Create the zpool
on top of the system-pool
logical volume.
sudo zpool create -f \
-o ashift=12 \
-O acltype=posixacl \
-O atime=on \
-O compression=on
-O com.sun:auto-snapshot=true \
-O dnodesize=auto \
-O normalization=formD
-O mountpoint=none \
-O relatime=on \
-O xattr=sa \
<zpool name> \
<target partition>
zpool list
The ashift=12
corresponds to a system with native sector size of 4096 bytes;
consult the OpenZFS documentation on Advanced Format
Disks
for more information about this parameter.
Unfortunately I'm not aware of any way to check which value works best here on Linux; some reading online turned up this whitepaper from Intel, which suggests that "most new HDDs and Intel SSDs perform better with a [4KiB] alignment".
See this entry in the Arch Wiki for a few more crumbs of detail (but not much more than that).
acltype=posixacl
enables the use of POSIX access control levels stored as
"extended attributes", and xattr=sa
tells ZFS to store these attributes in the
file inode rather a hidden subdirectory (as is the default with xattr=on
).
See this r/zfs comment for details.
ZFS will track file access time when atime=on
is set, however the default
setting can be I/O intensive; relatime=on
applies the atime
semantics from
the EXT4/XFS filesystems to ZFS as a compromise.
See the Arch Wiki ZFS Tuning section for details.
ZFS has a compression=on
option which selects one of either the lzjb
or
lz4
algorithms (depending on whether the lz4_compress
feature flag is
enabled).
It's worth keeping an eye on zstd
compression, which landed in OpenZFS 2.0,
although at the time of writing it's too new for me to consider here.
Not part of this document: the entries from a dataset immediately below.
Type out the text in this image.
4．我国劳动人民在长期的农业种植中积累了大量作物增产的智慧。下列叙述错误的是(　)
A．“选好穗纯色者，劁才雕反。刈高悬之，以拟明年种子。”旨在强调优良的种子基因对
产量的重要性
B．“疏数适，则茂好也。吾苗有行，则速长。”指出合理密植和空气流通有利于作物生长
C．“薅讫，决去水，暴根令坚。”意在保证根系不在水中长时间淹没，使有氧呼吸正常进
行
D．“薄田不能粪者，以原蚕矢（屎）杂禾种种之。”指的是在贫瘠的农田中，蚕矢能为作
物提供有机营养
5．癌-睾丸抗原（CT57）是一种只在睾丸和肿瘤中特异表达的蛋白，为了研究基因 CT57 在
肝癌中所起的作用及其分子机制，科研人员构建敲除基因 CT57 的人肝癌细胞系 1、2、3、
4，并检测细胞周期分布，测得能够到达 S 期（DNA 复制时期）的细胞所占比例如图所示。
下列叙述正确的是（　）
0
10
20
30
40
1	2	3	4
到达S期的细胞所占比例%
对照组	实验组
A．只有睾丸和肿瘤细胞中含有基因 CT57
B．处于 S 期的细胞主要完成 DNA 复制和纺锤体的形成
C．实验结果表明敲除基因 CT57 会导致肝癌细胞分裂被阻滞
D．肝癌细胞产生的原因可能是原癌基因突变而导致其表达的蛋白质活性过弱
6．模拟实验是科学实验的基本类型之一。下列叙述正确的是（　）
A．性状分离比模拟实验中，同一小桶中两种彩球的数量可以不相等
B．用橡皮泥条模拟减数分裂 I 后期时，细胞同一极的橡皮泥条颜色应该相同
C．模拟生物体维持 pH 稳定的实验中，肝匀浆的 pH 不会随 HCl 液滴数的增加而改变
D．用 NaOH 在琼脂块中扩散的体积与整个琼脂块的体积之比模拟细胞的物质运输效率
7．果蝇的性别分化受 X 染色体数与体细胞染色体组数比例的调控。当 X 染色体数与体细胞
This flag controls ZFS' auto-snapshotting functionality; by default, if this is not set, the system will not auto-snapshot even if the NixOS module is enabled.
I chose to enable this at the pool-level since I want snapshotting to be opt-out on a per-dataset level (rather than opt-in).
ZFS can automatically determine the
dnode
size with
dnodesize=auto
; this is especially useful in concert with the xattr=sa
property.
Most guides I've seen suggest setting mountpoint=none
on the zpool
. This
setting ensures that the given ZFS construct may not be mounted by the operating
system, and should be managed/used entirely by ZFS.
ZFS doesn't enforce that filenames must be UTF-8 by default;
normalization=formD
enables this, at the expense of breaking compatibility
with anything which may expect a filename that is not valid UTF-8 text.
See this post for details.
Create a ZFS dataset for the Nix store, and mount it.
sudo zfs create -p \
-o atime=off \
-o mountpoint=legacy \
-o com.sun:auto-snapshot=false \
<zpool name>/nix
sudo zfs snapshot <zpool name>/nix@pristine
Unlike the zpool, atime
will be disabled here since the Nix store doesn't need
to track file access time at all.
Since Nix manages the store entirely on its own, it shouldn't be necessary to enable automatic snapshotting so that can be turned off as well.
Finally, it can be helpful to manually take a "pristine" snapshot of the data before anything files are written.